21. Invokes the do_brk( ) function to create a new anonymous memory region mapping the bss segment of the program. (When the process writes into a variable, it triggers demand paging, and thus the allocation of a page frame.) The size of this memory region was computed when the executable program was linked. The initial linear address of the memory region must be specified, since the program's executable code is usually not relocatable. In an ELF program, the bss segment is loaded right after the data segment.
22. Invokes the start_thread( ) macro to modify the values of the User Mode registers eip and esp saved on the Kernel Mode stack, so that they point to the entry point of the program interpreter and to the top of the new User Mode stack, respectively.
23. If the process is being traced, sends the SIGTRAP signal to it.
24. Returns the value 0 (success).
When the execve( ) system call terminates and the calling process resumes its execution in User Mode, the execution context is dramatically changed: the code that invoked the system call no longer exists. In this sense, we could say that execve( ) never returns on success. Instead, a new program to be executed is mapped in the address space of the process.
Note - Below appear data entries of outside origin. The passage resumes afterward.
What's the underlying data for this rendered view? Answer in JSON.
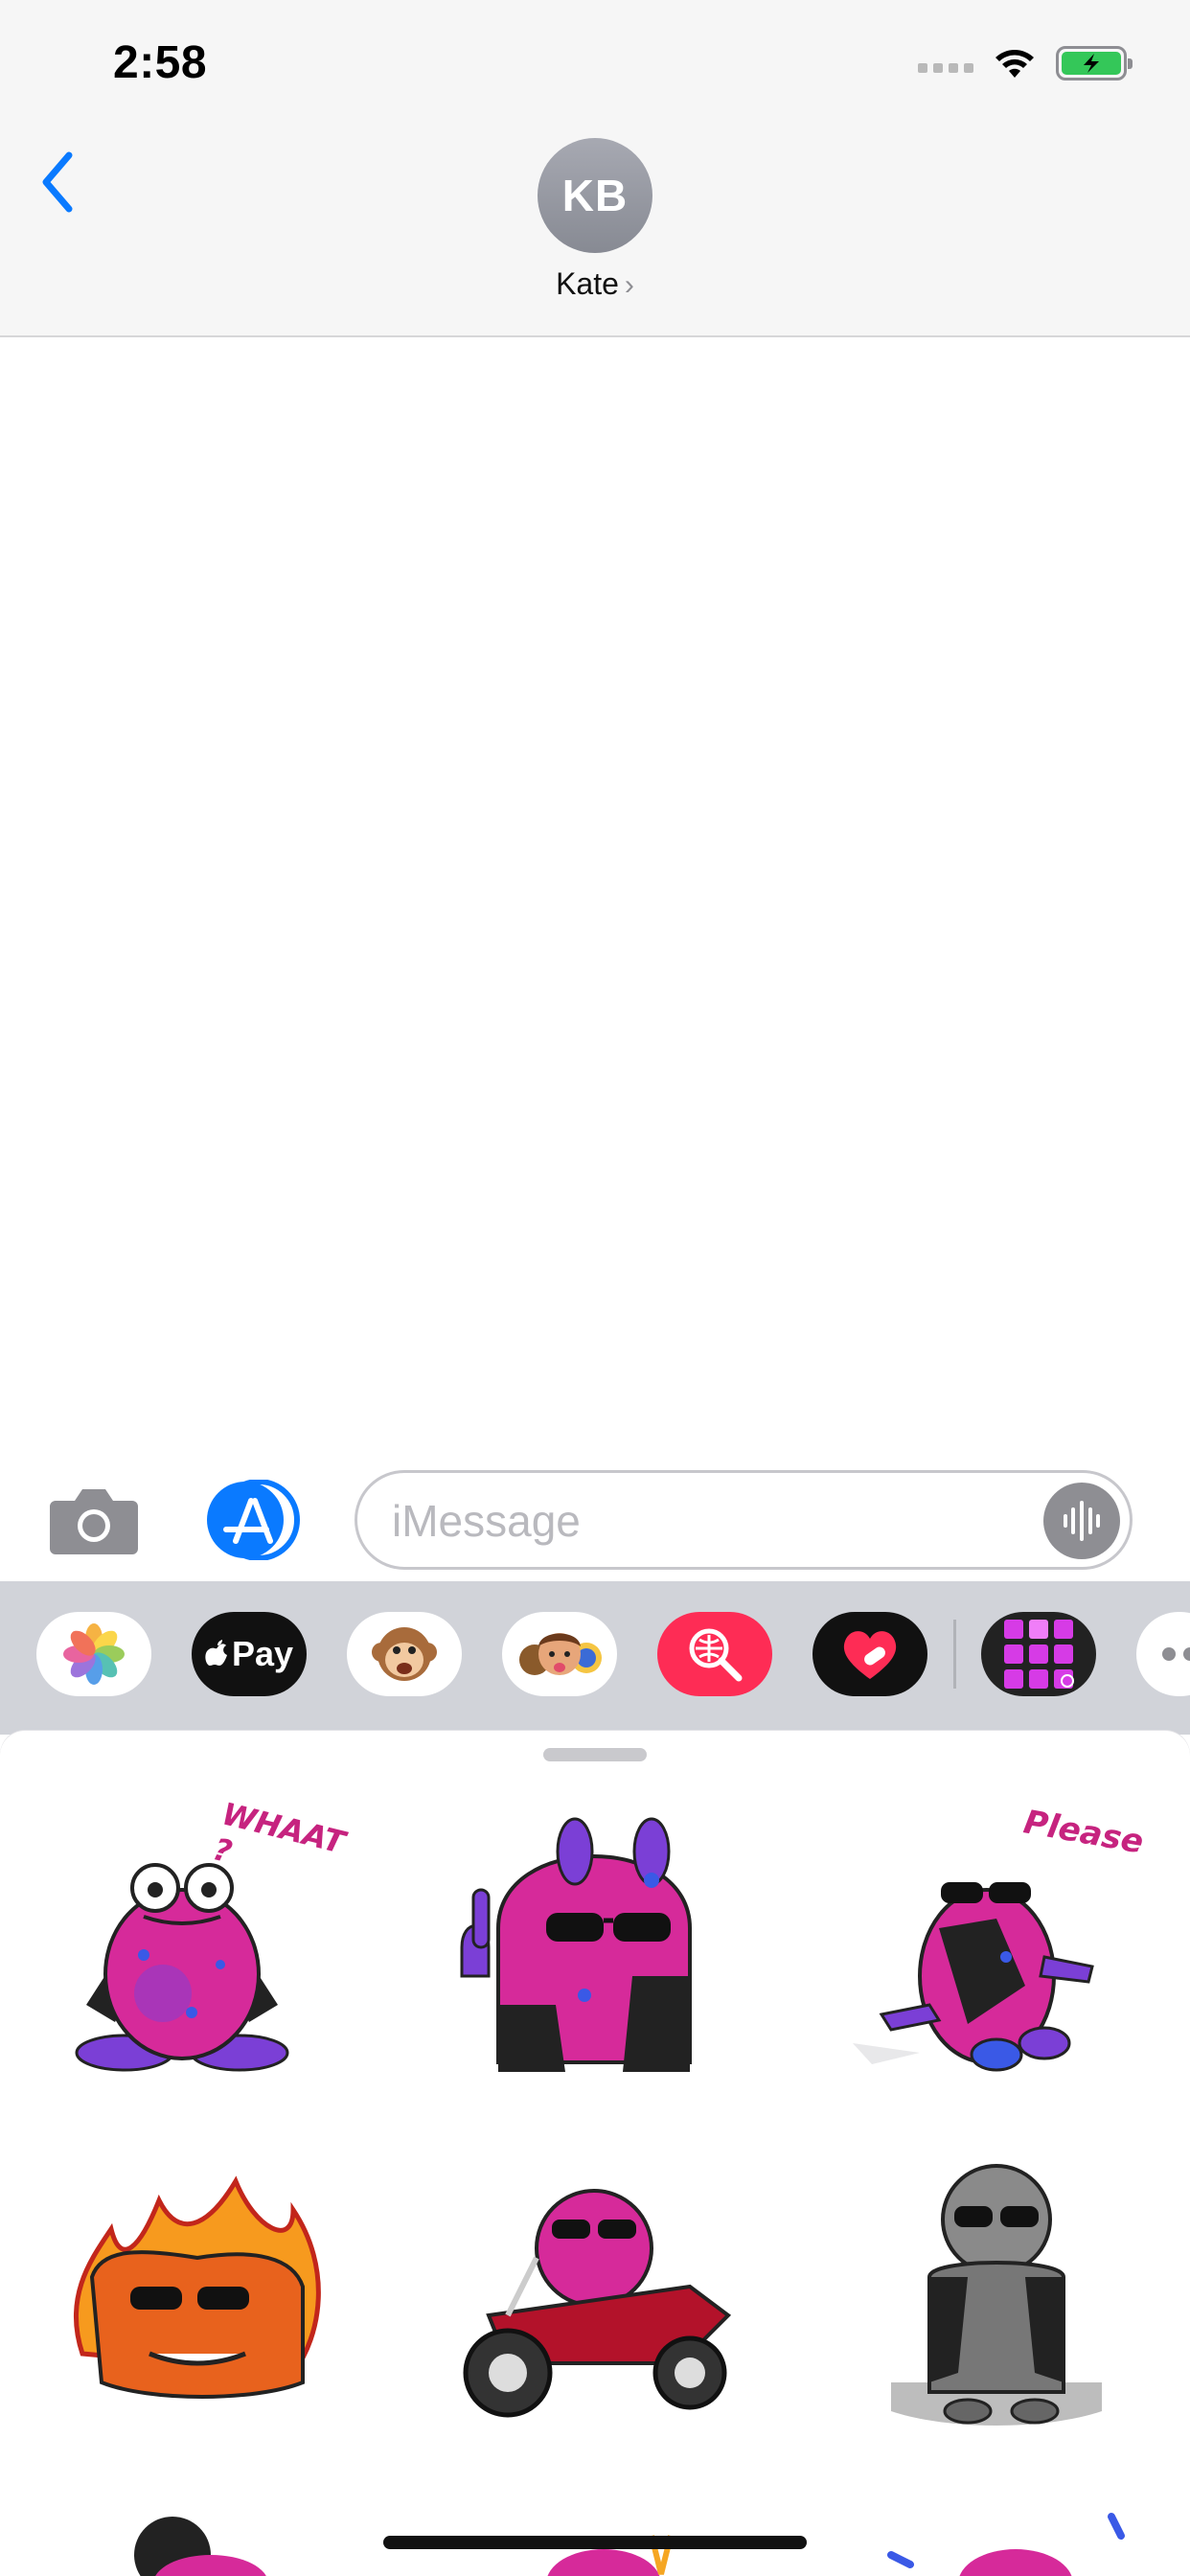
{
  "status_bar": {
    "time": "2:58"
  },
  "header": {
    "avatar_initials": "KB",
    "contact_name": "Kate",
    "chevron": "›"
  },
  "compose": {
    "placeholder": "iMessage"
  },
  "app_drawer": {
    "apps": [
      {
        "name": "photos-app-icon"
      },
      {
        "name": "apple-pay-app-icon",
        "label": "Pay"
      },
      {
        "name": "animoji-app-icon"
      },
      {
        "name": "memoji-app-icon"
      },
      {
        "name": "image-search-app-icon"
      },
      {
        "name": "digital-touch-app-icon"
      },
      {
        "name": "sticker-pack-app-icon"
      },
      {
        "name": "more-apps-icon"
      }
    ]
  },
  "stickers": {
    "items": [
      {
        "name": "sticker-frog-whaat",
        "caption": "WHAAT ?"
      },
      {
        "name": "sticker-blob-thumbs-up"
      },
      {
        "name": "sticker-frog-please",
        "caption": "Please"
      },
      {
        "name": "sticker-fire-blob"
      },
      {
        "name": "sticker-frog-motorcycle"
      },
      {
        "name": "sticker-frog-grayscale"
      }
    ]
  },
  "colors": {
    "accent_blue": "#0a7aff",
    "sticker_pink": "#d62a9a",
    "sticker_purple": "#7b3fd6",
    "battery_green": "#34c759"
  }
}
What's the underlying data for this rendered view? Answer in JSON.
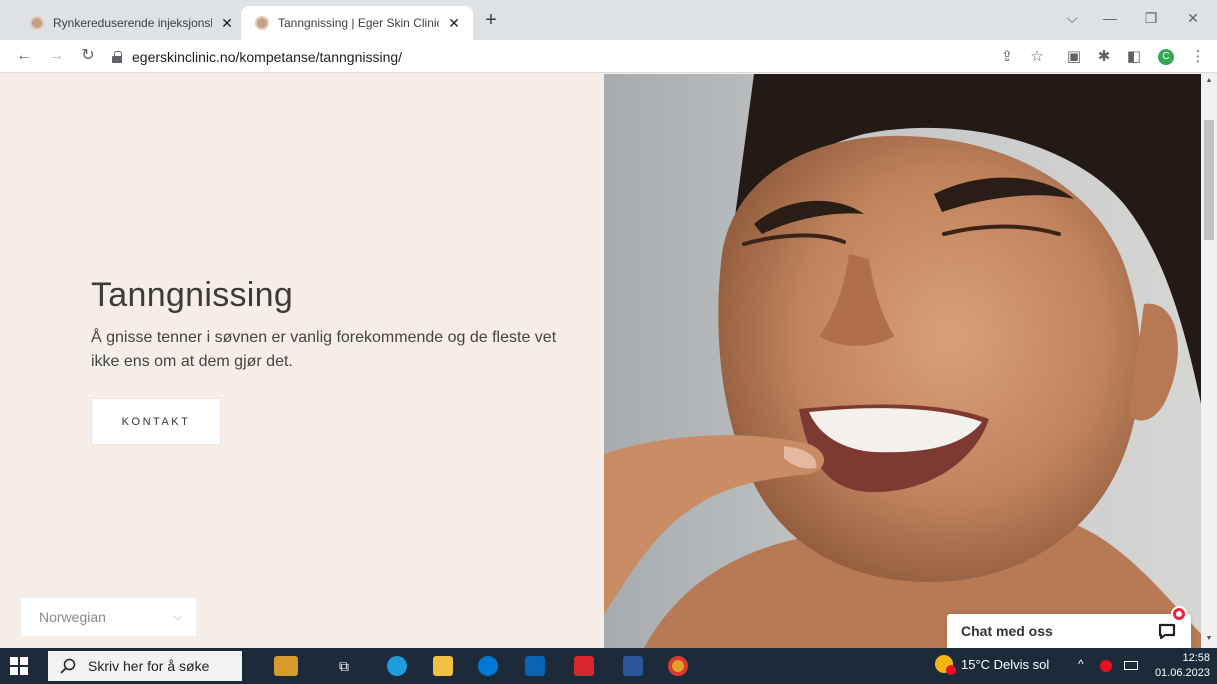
{
  "browser": {
    "tabs": [
      {
        "title": "Rynkereduserende injeksjonsbeh",
        "active": false
      },
      {
        "title": "Tanngnissing | Eger Skin Clinic",
        "active": true
      }
    ],
    "url": "egerskinclinic.no/kompetanse/tanngnissing/",
    "profile_initial": "C"
  },
  "page": {
    "hero_title": "Tanngnissing",
    "hero_text": "Å gnisse tenner i søvnen er vanlig forekommende og de fleste vet ikke ens om at dem gjør det.",
    "contact_button": "KONTAKT",
    "language_select": {
      "selected": "Norwegian"
    },
    "chat_label": "Chat med oss"
  },
  "taskbar": {
    "search_placeholder": "Skriv her for å søke",
    "weather": "15°C  Delvis sol",
    "time": "12:58",
    "date": "01.06.2023"
  },
  "colors": {
    "page_background": "#f6ede7",
    "taskbar": "#1c2a3a",
    "chat_badge": "#e8233d"
  }
}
However, the new program cannot yet be executed, since the program interpreter must still take care of loading the shared libraries.[7]
[7] Things are much simpler if the executable file is statically linked—that is, if no shared library is requested. The load_binary method just maps the text, data, bss, and stack segments of the program into the process memory regions, and then sets the User Mode eip register to the entry point of the new program.
Although the program interpreter runs in User Mode, we briefly sketch out here how it operates. Its first job is to set up a basic execution context for itself, starting from the information stored by the kernel in the User Mode stack between the array of pointers to environment strings and arg_start. Then the program interpreter must examine the program to be executed to identify which shared libraries must be loaded and which functions in each shared library are effectively requested. Next, the interpreter issues several mmap( ) system calls to create memory regions mapping the pages that will hold the library functions (text and data) actually used by the program. Then the interpreter updates all references to the symbols of the shared library, according to the linear addresses of the library's memory regions. Finally, the program interpreter terminates its execution by jumping to the main entry point of the program to be executed. From now on, the process will execute the code of the executable file and of the shared libraries.
As you may have noticed, executing a program is a complex activity that involves many facets of kernel design, such as process abstraction, memory management, system calls, and filesystems. It is the kind of topic that makes you realize what a marvelous piece of work Linux is!